M. Brugnière est revenu: je ne l'ai point vu encore; mais j'apprends qu'il n'a pas même pu pénétrer jusqu'à Wilna, de manière que son courrier seul avait des dépêches à rapporter et qu'on conçoit comment il a pu ne pas se presser de revenir. Il a raconté avec indignation des médisances que les Polonais se sont permises sur le compte du roi et que M. le comte de Furstenstein m'a répétées. Non seulement ils l'accusaient de s'être fait donner de l'argent en Pologne, chose qui n'est nullement dans le caractère de Sa Majesté, mais l'insolence a été poussée à Varsovie au point d'envoyer un commissaire dans les écuries où étaient les chevaux du roi pour chercher s'il ne s'en trouvait point qui appartinssent aux Polonais. Sur la plainte du roi, ce commissaire a été mis aux arrêts, où il est resté pendant un mois. On sait en effet qu'il y a dans le caractère national des Polonais une disposition à l'ingratitude et à la jalousie contre les étrangers quels qu'ils soient et que c'est de gaîté de cœur qu'ils aiment à nuire, surtout à ceux aux pieds desquels ils se prosternent pendant la faveur, lorsqu'ils croient s'apercevoir que la faveur s'en est détournée.

Tous les bruits de débarquement, soit d'Anglais, soit de Suédois ou de Russes, se sont tout à coup calmés. On assure aujourd'hui que la Suède a levé l'embargo qu'elle avait mis sur les bâtiments français et qu'après avoir touché deux mois de subsides des Anglais elle leur a déclaré qu'ils demandaient des choses trop difficiles.

M. Pichon me dit que son successeur est déjà nommé et désigné et que ce sera M. Dupleix, de retour de son emploi d'intendant de l'armée Westphalienne. Il revenait d'une conversation qu'il avait eue avec le roi, après un conseil d'administration où il avait présenté l'état de distribution du mois de septembre. Je sais qu'en allant à ce conseil M. Pichon entrevoyait encore la possibilité de rester, mais qu'en sortant elle l'avait abandonné. Quant à M. Dupleix, sa réputation est celle d'un homme actif et intelligent, mais il n'a pas au même degré celle d'intégrité.

Cassel, le 16 août 1812.

En adressant à V. Exc. le no 194 du Moniteur westphalien, contenant le programme de la fête qui s'est donnée hier à Napoléonshöhe, j'ajouterai quelques détails qui ne s'y trouvent point.

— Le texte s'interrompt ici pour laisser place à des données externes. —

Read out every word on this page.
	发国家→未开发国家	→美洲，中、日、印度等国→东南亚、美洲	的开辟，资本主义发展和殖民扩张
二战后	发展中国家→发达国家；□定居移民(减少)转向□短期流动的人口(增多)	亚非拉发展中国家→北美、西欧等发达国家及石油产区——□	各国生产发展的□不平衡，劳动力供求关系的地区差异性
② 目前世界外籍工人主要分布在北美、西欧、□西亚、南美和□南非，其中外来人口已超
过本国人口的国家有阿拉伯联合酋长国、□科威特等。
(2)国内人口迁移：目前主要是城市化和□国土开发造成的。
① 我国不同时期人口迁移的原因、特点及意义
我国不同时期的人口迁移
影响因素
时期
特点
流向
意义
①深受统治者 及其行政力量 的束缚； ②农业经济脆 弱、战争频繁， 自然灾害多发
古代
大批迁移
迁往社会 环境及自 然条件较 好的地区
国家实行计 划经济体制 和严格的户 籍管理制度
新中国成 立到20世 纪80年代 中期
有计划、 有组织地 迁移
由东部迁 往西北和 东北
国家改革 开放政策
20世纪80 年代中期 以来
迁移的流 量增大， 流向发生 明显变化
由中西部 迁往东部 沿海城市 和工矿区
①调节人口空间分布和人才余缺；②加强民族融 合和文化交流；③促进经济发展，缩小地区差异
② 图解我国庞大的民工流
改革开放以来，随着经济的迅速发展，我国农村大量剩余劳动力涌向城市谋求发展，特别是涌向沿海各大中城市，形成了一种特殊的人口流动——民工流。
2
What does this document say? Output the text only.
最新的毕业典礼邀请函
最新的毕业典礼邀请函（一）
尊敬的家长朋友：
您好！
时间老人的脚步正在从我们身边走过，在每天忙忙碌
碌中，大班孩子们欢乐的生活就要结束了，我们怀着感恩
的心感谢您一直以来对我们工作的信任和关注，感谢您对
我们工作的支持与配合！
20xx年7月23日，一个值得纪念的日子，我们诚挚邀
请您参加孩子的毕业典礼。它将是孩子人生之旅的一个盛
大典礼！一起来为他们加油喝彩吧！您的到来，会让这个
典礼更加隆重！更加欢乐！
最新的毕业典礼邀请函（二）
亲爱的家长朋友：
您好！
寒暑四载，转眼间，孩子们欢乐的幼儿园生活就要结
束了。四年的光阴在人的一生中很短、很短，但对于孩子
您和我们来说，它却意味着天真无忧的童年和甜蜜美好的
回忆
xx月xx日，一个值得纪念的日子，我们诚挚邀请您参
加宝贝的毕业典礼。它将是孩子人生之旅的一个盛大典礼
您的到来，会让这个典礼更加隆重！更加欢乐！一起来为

Avant la réception du corps diplomatique, Leurs Majestés m'ont reçu en audience particulière. Le teint du roi est un peu hâlé; il paraît avoir maigri un peu; du reste, il jouit d'une bonne santé. En entrant, j'ai dit que je venais féliciter S. M. de l'anniversaire de la naissance de l'empereur, son frère, et y joindre tous mes vœux pour la gloire de S. M. impériale et pour le bonheur de son auguste maison. Le roi m'a prévenu qu'il m'enverrait une lettre pour S. M. impériale que je devais faire passer par l'estafette. Je ne l'ai point reçue encore. En parlant des nouvelles de l'armée, il a dit qu'on voyait que l'armée du prince Bagration était plus forte que l'empereur ne l'avait supposé. Il n'a été question, en aucune manière, des événements qui ont précédé ou causé son retour. Le front du roi était un peu voilé: le mien l'était peut-être un peu aussi. Je crois que tous les deux nous cherchions à cacher un sentiment pénible. On avait reçu, la veille, une lettre de M. Bigot à Copenhague. Le roi s'est expliqué sur la conduite du prince royal de Suède en des termes qui prouvaient combien il sentait tout ce qu'elle avait d'inconséquent et d'inconcevable. J'en ai profité pour abonder dans son sens. M. Bigot avait mandé que le duc d'Œls et Dörnberg étaient arrivés à Stockholm; et le roi m'a appris que ce dernier avait été à Prague et avait demandé deux millions pour faire soulever la Hesse à l'ancien électeur qui avait répondu que, tant de fois trompé, il les donnerait lorsqu'il serait rétabli à Cassel. La reine m'a chargé très expressément de transmettre à S. M. impériale ses félicitations et ses expressions d'attachement et de respect.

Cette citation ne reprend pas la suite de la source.